Statt, wie in den Vorjahren im Sielbecker Hotel „Zum Uklei“, wurde das dreigängige Weihnachtsessen erstmalig im „Fissauer Fährhaus“ serviert. Großen Applaus erhielt Holger Pulvermann, Dehoga-Vorstandsmitglied, als er die Menüfolge vorstellte. Der Vorsitzende Harry Heinsen sowie Andreas Gülzow und Fred-Heino Reher hatten in der Küche für ihre Gäste eine Gemüsesamtsuppe mit Mehlklößchen, Holsteiner Entenbraten mit Apfel-Rotkohl, Backobst und Kroketten und als Dessert Vanille-Eis mit Kirschen vorbereitet.

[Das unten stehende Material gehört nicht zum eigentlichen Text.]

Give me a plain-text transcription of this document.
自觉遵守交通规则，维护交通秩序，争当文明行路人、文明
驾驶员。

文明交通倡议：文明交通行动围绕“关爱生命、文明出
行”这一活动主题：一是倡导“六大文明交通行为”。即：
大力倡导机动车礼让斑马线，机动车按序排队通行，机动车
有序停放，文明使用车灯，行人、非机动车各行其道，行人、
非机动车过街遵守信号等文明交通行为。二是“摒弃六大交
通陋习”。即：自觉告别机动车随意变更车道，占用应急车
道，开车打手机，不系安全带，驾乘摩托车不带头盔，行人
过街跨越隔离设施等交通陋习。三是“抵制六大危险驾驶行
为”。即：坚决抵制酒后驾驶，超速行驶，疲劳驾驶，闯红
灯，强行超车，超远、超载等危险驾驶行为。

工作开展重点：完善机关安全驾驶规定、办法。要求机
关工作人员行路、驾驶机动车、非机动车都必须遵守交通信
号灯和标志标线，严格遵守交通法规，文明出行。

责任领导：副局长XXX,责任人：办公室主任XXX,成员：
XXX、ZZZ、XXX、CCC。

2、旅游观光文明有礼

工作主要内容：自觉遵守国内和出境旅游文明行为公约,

„Seit über zehn Jahren bin ich beim Mittagstisch dabei“, erzählte Eva Spiekermann in geselliger Runde. Auch die Weihnachtsessen vom Dehoga in den vergangenen vier Jahren verpasste sie nicht. Nur 2012 klappte es nicht. Umso größer war ihre Freude, jetzt wieder dabei sein zu können.

„Das ist ein großer, festlicher Rahmen, den wir sonst in unserem Gemeindehaus nicht haben“, dankte Propst Matthias Wiechmann den Gastgebern. Einmal wöchentlich bietet die Kirchengemeinde in Eutin ein Mittagessen als offenes Angebot für Jedermann an.

„Der Mittagstisch ist ein begehrter Treffpunkt, aus dem mittlerweile Freundschaften entstanden sind“, sagte Wiechmann vor der Presse. Für manche Menschen sei der freitägliche Mittagstisch der einzige Sozialkontakt in der Woche, für andere das einzige warme
Essen. Durchschnittlich 50 Menschen, Alleinstehende sowie Menschen mit kleinem Portmonee nutzen das Angebot. Erfreut war Matthias Wiechmann über die verstärkte Teilnahme von alleinstehenden Männern, die
sich der Gemeinschaft angeschlossen haben.